When you ask an LLM "what is 2 + 2?" and it says "2 + 2 = 4", it looks like it's recognizing two numbers and the addition operation, and performing a calculation. It's not. It's finding a common response in its training data and returning that. That's why you get hallucinations on any uncommon math question, like multiplying two random 5 digit numbers. It's not carrying out the logical operations, it's trying to extract the an answer by next token prediction. That's not reasoning.
When you ask "will water freeze at 27F?" and it replies "No, the freezing point of water is 32F", what's happening is that it's not recognizing the 27 and 32 are numbers, that a freezing point is an upper threshold, and that any temperature lower than that threshold will therefore also be freezing. It's looking up the next token and finding nothing about how 27F is below freezing.
Again, it's not reasoning. It's not exercising any logic. Its huge training data set and tuned proximity matching helps it find likely responses, and when it seems right, that's about the token relationship pre-existing in the training data set.

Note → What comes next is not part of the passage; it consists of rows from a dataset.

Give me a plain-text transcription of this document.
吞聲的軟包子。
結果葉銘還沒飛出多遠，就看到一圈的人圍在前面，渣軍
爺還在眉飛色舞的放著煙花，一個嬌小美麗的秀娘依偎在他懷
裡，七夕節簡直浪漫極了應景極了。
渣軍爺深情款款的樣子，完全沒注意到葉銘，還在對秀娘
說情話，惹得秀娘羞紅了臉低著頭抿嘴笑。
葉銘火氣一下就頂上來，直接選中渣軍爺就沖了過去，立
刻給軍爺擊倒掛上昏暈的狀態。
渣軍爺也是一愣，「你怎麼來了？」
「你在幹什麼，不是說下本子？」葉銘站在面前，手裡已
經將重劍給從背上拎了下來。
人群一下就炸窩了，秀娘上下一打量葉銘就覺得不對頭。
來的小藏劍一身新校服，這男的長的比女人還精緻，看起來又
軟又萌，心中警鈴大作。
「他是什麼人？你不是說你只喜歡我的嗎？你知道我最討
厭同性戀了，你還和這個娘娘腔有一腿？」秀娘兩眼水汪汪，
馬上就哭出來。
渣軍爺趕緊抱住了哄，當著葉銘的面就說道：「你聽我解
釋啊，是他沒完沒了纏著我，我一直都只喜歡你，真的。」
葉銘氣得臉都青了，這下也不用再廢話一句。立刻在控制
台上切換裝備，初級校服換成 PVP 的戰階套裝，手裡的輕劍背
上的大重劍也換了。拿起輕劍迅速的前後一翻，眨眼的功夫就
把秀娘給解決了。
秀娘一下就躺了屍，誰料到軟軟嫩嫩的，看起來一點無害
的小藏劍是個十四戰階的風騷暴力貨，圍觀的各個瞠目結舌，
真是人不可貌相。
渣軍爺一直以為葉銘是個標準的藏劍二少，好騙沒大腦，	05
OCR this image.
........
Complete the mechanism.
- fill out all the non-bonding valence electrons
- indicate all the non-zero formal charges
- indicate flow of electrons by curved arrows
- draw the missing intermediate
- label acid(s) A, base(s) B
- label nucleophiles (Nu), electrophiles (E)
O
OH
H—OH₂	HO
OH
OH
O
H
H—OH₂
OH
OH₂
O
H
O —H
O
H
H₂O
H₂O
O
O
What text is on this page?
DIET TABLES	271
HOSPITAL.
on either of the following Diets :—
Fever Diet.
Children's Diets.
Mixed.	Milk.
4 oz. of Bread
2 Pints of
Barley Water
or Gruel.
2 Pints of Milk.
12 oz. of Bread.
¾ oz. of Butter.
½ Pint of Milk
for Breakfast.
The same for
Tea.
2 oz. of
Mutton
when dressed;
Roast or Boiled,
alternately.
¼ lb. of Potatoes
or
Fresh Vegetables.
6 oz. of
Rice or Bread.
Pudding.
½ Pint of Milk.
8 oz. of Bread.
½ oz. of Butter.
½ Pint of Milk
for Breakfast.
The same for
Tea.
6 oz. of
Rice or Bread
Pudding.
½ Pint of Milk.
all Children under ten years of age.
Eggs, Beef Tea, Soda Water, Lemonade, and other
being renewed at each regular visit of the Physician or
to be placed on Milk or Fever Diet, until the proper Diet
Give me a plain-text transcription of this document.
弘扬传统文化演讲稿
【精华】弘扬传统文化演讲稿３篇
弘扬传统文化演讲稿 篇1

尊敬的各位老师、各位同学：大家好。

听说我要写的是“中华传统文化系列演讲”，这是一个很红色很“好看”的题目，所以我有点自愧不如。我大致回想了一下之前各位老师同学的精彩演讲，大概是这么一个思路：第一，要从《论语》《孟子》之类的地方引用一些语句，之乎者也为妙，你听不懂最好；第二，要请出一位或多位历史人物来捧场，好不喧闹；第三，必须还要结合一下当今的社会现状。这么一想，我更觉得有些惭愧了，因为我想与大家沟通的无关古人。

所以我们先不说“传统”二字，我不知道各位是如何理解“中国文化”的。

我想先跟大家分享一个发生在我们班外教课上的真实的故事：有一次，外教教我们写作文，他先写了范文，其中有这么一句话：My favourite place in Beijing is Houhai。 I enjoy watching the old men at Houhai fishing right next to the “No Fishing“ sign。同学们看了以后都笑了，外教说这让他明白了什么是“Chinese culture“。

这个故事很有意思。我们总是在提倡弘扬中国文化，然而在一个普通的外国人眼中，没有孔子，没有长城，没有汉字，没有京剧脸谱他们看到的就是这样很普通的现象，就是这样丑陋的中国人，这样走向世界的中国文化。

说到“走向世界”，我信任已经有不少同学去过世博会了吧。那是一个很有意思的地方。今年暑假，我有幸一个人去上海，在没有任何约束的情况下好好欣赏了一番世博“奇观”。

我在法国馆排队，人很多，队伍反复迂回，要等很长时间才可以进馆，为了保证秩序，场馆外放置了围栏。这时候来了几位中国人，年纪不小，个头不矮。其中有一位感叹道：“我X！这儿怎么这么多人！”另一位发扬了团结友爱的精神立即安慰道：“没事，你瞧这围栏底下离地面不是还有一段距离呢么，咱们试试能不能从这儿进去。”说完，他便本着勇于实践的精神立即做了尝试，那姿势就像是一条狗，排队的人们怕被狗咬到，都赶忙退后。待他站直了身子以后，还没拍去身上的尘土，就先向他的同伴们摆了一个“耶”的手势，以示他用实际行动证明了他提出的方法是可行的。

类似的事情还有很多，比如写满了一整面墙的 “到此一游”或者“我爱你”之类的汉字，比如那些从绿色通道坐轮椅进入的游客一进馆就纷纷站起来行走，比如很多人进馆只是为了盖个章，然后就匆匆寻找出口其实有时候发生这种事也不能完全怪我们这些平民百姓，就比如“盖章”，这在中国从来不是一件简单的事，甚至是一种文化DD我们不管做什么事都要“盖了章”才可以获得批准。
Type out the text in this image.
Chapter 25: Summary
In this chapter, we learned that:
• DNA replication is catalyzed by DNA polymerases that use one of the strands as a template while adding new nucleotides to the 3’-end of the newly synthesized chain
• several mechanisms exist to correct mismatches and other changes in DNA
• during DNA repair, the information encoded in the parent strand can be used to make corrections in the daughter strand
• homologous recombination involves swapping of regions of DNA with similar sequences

That it occasionally breaks the rules of chess just shows it has no concept of those rules, only that the next token for a chess move is most likely legal because most of its chess training data is of legal games, not illegal moves. I'm unsurprised to find that it can beat an average player if it doesn't break the rules: most chess information in the world is about better than average play.
If an LLM came up with a proof no one had seen, but it checks out, that doesn't prove it's reasoning either, just because it's next token prediction that came up with it. It found token relationships no one had noticed before, but that's inherent in the training data, and not a reflective intelligence doing logic.
When we discuss things like reinforcement learning and chain of reasoning, what we're really talking about are ways of restricting/strengthening those token relationships. It's back-tuning of the training data. Still not doing logic.